Olivia Rose Walton considers loss and erasure across two landscapes, traversed by train.
1. Kayseri station, Turkey
On the steps outside the Kayseri train station men smoke in the dark, their backs to the light spilling from the old windows. On the far side of the parking lot a highway runs past, heading from the city to the airport. Inside, fluorescent lights leave everything bare on the faces of women gathering children to them, or listening to music, or checking the times on the red-and-black digital ticker that announces weekly departures. The options are: Asya Ekspresi, Çukurova Ekspresi, Doğu Ekspresi. The Asia Express, Çukurova Express and Eastern Express. In a booth behind a window a man in a blue cap like a ship’s captain’s hands out tickets to people. I collect our tickets and then stand over our bags as my friend Katie goes out for a cigarette.

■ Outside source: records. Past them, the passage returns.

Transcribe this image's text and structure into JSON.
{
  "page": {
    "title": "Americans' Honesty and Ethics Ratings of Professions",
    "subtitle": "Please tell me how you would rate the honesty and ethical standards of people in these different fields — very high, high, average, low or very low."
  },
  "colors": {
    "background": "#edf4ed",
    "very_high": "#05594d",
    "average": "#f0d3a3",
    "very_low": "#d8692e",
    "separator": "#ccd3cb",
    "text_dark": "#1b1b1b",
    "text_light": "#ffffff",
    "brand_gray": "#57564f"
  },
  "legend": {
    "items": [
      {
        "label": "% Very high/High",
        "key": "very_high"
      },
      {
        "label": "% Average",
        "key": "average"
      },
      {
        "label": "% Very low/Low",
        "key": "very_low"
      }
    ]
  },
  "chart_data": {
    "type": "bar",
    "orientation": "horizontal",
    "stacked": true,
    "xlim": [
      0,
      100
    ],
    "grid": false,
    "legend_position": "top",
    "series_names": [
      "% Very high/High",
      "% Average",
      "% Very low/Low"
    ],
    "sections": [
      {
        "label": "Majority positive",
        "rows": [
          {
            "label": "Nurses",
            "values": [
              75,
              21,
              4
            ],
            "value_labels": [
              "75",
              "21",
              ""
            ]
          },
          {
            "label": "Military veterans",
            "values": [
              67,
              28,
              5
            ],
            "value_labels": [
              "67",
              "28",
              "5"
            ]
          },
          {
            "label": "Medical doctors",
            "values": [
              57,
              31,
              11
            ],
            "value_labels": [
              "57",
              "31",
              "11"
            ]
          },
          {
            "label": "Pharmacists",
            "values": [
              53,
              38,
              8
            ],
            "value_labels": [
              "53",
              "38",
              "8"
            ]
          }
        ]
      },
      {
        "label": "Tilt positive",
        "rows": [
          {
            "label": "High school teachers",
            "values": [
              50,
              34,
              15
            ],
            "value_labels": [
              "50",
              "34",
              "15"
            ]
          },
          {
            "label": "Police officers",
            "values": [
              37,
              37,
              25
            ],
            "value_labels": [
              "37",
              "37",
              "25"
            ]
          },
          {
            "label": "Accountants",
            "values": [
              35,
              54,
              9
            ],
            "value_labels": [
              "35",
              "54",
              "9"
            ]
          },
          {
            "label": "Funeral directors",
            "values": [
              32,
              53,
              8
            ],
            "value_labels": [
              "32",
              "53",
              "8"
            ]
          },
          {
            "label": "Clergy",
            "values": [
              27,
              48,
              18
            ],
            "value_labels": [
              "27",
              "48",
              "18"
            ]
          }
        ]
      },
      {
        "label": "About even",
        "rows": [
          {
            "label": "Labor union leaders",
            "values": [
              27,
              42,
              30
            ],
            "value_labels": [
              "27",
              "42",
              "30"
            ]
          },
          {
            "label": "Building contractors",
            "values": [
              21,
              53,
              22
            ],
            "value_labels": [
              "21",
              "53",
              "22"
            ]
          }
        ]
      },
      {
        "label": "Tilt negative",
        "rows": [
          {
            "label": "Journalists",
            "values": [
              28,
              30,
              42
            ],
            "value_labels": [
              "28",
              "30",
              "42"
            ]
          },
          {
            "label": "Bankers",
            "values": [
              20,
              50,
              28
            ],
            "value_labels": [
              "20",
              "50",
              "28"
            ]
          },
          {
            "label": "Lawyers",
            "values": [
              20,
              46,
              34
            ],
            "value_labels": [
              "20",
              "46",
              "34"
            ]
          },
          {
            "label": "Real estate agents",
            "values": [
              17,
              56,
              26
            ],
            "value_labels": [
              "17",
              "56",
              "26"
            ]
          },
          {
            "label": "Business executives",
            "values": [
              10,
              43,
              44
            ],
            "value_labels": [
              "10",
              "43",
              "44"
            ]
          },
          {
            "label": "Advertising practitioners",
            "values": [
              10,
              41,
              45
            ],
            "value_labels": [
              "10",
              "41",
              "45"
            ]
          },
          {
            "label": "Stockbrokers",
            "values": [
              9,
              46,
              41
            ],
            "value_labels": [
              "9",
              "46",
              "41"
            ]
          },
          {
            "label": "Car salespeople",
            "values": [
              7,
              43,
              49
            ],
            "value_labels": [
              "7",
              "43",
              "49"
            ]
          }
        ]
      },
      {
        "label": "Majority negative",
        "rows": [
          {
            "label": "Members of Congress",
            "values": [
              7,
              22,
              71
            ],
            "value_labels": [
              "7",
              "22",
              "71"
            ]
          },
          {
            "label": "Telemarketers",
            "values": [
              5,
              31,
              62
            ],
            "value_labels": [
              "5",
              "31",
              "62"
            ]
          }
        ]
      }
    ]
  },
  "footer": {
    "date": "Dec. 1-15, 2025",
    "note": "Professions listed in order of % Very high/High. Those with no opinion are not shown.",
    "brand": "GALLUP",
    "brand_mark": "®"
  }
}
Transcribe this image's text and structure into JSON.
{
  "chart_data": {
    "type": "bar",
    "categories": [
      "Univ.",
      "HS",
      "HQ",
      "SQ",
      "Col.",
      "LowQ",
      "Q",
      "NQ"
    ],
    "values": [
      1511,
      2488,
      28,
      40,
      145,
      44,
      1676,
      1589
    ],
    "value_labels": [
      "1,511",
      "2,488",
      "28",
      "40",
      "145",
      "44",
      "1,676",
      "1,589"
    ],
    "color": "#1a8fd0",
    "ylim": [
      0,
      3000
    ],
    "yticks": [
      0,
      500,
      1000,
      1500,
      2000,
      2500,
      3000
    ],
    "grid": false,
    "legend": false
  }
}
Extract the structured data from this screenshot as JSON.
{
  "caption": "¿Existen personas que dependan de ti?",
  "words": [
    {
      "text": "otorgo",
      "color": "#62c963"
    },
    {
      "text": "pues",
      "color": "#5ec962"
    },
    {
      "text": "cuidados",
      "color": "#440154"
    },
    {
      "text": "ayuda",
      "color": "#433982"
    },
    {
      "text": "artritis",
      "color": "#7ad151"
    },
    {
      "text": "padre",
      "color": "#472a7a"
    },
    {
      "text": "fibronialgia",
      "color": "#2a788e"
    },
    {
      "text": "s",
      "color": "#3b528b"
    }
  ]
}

It’s almost one in the morning in Kayseri, high on the Anatolian plains. Mount Erciyes sits somewhere in the dark beyond the lights of the city, the snow on its peaks reserved and elegant, in contrast to the earnest neon pride of the industrial hustle beneath it. Kayseri has been a city for about as long as there have been cities, with a new name for every set of new rulers. It was once renamed in the great imperial tradition by a local Roman vassal, for Caesar Augustus. The city became one of many called Caesarea. Caesarea, Caesar, Kaiser, Kayseri—names moving around history like they were changing seats in a cinema.
Our train is the Eastern Express: it runs from the Turkish capital, Ankara, to Kars, a city on the Armenian border that for fifty years before the rise of the Turkish Republic belonged to the Russians. Kayseri is the first station after Ankara. Ahead of us is an eighteen-hour ride from the heart of the country to its northeastern border. We are two girls, jobless, in limbo, and excited.
Katie is American, I am South African. Each of us has made a home in Istanbul, but I am one month away from leaving. We’ve mapped out a trip that will enable us to see a part of the country that is strange to us. Tell most people you’re going to Kars, and their response is, ‘But why?’ It is bleak and conservative, they say. But we want the long train ride and we want the border zones. Our bank balances are low as train tracks, but we have a bottle of wine and some tinned food for the train. We’re all right.